The children will start the half term by learning to count on and count back. This unit focuses on counting forwards and backwards from a given number in order to add and subtract. Counting on and counting back are far more efficient than some of the other methods of addition and subtraction, therefore children need to become familiar and confident with this strategy recognise, represent and manipulate numbers to 10. In the next unit of learning, we will focus on numbers beyond 10, exploring numbers from 10 to 20. Children will count to 20 and back to 0, identify one more and one less, and compare and represent numbers. This will be many children’s first encounter with two-digit numbers so it is important they understand that teens numbers are formed with a ten and some ones. The understanding of tens and ones is key to understanding the structure of numbers. At the end of the half term, the children will develop their understanding of numerical patterns. This unit introduces the mathematical patterns of doubling, halving and odd and even numbers. At this stage, children will explore the patterns and practise using the new vocabulary. Children will continue to build on this early understanding as they move through KS1 and KS2.

Understanding the world

This unit of learning introduces children to some fundamental ideas about monarchy, leadership and power. Children will learn about leaders of the world, starting from the Emperors of China; Mansa Musa, the ruler of the Kingdom of Mali; then moving onto King Charles III. They will become familiar with some key features of our monarchy including people in the Royal Family, special places and traditions. Children will begin to understand that the title of King or Queen is passed down through the Royal Family. Children will recognise the Union Jack and will understand that on special occasions the King wears a crown and sits on a throne. Children will then learn about royal building such as castles and palaces, the Royal Standard flag and coronations, and will learn vocabulary such as orb and sceptre, recognising these important parts of the coronation ceremony, especially the coronation of King Charles III. Finally, children will learn about the work of historians and explore different ways of learning about the past

Expressive arts and design

The children will study animal depictions in art, taking close look at Rousseau’s Surprised (Tiger in a Tropical Storm).
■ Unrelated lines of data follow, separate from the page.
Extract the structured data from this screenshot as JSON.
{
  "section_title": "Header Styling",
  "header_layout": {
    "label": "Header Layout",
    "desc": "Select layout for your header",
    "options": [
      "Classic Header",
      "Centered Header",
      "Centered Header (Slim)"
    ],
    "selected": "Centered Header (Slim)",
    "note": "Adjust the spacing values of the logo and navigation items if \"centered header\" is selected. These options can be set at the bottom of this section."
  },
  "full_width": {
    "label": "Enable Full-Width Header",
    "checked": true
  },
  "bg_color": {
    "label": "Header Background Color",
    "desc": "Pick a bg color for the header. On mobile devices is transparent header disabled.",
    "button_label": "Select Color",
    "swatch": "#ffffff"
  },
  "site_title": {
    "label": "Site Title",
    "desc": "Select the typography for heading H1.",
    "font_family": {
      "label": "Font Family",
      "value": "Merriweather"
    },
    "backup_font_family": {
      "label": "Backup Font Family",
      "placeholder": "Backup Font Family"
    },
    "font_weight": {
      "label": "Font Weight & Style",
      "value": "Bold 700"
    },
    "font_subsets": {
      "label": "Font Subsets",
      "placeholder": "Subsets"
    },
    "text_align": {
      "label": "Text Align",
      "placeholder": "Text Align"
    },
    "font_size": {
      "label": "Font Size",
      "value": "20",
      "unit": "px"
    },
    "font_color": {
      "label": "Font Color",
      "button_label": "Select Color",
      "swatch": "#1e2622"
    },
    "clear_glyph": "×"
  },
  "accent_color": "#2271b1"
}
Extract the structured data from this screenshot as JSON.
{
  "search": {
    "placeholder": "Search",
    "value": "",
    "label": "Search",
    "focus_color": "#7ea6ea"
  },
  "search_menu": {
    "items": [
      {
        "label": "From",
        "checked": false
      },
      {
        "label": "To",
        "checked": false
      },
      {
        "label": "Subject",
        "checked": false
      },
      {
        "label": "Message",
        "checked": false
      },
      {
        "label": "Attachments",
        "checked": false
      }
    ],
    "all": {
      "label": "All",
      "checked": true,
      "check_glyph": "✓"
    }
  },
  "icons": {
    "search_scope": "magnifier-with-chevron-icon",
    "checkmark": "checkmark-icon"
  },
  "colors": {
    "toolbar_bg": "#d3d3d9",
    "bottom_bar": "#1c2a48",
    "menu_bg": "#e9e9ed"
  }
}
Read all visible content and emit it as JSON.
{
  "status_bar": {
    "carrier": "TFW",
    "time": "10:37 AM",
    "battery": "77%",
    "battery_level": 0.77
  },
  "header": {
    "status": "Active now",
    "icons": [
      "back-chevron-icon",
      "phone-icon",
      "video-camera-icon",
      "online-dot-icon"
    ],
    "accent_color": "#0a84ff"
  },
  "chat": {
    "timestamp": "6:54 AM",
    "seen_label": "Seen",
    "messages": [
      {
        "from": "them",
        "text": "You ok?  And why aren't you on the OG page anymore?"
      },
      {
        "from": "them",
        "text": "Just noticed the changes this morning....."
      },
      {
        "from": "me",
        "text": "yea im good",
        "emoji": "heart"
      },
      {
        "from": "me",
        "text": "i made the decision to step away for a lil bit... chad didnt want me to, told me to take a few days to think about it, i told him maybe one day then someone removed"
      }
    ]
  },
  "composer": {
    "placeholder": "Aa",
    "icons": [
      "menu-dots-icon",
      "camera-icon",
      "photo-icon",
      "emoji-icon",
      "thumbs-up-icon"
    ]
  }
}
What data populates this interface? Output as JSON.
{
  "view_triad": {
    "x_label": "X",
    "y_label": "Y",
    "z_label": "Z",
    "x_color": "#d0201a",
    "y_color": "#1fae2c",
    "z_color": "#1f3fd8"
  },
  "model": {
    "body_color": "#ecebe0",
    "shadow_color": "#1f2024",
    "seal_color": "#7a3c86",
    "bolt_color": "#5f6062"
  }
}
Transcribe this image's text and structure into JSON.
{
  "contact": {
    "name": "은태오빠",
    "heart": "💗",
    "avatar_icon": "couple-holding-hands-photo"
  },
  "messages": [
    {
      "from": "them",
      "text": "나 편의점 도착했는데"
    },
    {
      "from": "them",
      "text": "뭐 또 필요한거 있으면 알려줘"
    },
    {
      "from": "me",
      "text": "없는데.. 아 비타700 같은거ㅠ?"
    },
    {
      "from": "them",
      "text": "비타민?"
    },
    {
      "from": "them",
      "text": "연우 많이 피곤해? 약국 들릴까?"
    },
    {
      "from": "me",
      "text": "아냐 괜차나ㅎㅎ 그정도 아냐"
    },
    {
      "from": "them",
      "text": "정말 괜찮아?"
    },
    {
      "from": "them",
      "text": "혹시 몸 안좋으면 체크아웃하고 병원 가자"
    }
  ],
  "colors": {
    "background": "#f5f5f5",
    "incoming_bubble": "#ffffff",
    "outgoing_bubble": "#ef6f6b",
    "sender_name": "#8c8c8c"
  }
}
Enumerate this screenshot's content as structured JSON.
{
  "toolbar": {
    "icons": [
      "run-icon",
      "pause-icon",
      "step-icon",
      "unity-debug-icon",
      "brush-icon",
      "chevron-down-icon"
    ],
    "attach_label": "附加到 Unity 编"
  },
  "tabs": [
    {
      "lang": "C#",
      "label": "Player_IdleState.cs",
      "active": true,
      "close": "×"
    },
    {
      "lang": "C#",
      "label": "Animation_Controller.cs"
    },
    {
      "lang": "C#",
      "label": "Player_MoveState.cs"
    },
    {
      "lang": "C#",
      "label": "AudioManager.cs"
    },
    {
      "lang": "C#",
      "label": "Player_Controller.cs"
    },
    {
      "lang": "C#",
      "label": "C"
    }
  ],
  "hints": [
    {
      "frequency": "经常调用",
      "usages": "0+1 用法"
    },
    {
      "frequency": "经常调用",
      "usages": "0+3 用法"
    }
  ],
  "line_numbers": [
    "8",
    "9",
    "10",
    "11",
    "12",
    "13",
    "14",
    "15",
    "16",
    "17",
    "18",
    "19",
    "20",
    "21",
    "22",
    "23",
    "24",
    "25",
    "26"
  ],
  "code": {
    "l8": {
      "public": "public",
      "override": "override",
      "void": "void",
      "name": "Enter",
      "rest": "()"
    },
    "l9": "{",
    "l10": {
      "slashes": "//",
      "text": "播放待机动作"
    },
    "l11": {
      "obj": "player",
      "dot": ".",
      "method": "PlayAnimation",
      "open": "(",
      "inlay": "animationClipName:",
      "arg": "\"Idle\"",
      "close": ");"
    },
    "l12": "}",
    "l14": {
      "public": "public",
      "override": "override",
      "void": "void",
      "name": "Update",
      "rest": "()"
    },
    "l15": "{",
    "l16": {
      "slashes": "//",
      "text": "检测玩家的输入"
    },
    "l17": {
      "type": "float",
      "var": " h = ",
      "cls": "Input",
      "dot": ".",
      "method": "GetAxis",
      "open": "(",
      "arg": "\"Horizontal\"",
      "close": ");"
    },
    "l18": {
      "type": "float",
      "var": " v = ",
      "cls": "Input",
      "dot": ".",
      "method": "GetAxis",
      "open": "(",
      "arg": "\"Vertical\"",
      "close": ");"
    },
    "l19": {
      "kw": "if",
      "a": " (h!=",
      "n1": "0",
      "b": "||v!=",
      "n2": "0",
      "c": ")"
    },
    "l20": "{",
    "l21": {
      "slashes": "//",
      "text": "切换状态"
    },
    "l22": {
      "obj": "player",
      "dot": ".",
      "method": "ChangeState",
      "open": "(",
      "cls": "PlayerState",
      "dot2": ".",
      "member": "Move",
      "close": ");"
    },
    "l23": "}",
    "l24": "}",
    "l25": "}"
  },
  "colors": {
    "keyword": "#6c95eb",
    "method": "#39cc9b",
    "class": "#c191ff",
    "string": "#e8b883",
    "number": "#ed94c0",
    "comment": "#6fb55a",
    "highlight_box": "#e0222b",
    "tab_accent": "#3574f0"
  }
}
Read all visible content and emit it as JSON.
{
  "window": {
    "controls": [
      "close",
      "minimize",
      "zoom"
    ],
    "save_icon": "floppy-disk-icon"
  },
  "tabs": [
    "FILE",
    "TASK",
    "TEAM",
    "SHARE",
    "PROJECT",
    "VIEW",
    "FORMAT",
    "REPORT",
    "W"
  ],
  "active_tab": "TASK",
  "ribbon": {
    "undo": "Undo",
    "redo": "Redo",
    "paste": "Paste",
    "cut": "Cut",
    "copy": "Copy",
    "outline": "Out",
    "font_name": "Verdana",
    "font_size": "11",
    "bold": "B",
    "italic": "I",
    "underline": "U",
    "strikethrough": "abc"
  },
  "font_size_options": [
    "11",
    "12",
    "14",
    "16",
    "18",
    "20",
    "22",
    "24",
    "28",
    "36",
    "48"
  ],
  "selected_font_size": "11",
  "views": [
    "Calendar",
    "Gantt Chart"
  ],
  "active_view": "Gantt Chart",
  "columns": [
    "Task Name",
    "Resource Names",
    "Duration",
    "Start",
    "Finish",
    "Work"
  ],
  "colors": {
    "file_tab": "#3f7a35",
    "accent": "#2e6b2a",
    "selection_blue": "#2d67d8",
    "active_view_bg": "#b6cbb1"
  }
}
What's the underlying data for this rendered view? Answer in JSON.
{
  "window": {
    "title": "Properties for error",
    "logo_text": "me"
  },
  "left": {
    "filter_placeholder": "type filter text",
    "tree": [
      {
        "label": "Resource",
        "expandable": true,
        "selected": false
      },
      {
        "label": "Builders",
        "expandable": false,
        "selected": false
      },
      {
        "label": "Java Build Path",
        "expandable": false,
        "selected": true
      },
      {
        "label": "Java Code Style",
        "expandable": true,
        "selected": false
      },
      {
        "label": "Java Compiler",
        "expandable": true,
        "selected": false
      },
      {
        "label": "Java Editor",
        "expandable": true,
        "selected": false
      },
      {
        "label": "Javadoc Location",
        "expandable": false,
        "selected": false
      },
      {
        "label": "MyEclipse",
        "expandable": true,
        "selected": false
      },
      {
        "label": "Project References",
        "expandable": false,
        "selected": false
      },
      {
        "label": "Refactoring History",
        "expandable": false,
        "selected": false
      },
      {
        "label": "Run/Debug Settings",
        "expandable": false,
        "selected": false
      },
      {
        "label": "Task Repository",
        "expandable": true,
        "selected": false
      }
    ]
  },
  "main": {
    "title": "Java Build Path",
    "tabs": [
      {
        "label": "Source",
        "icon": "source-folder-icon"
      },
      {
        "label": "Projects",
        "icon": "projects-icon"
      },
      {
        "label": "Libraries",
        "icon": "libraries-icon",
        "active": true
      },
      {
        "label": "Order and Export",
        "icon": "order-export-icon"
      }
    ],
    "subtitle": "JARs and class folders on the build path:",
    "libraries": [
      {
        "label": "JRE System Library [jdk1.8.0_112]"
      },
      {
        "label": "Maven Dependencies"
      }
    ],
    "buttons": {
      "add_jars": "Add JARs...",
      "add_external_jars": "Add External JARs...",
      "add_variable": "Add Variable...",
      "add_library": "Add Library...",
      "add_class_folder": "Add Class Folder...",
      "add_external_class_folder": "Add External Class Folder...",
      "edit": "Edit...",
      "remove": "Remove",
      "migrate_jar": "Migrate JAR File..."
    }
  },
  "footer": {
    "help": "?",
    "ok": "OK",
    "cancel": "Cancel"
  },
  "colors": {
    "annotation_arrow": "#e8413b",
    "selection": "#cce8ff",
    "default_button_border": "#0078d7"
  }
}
The children will expand their knowledge of different art techniques and will have a go at painting real fish with ink and wax resist. In music, we will explore the work of different composers and listen to Zadok the Priest by Handel, a famous piece of music composed for the coronation of King George II. The children will enjoy instrumental activities and music and dance sessions inspired by the work of Louis Armstrong and linked to the Saint-Saëns's Carnival of the Animals and Sorcerer’s Apprentice by Paul Dukas.

 

Knowledge Organiser:

Kings and Queens  - Click here to find the Knowledge Organiser.

 

Weekly newsflash

Week Commencing 21st April

We have had an excellent first week back: we have reconnected as classes with our friends and teachers after the Easter break and even welcomed new children into the year group; we’ve been working hard in phonics groups – many of which were a little different after all the progress the children had made. We started our new topic Kings and Queens, the children enjoyed learning about King Charles III and the late Queen Elizabeth II.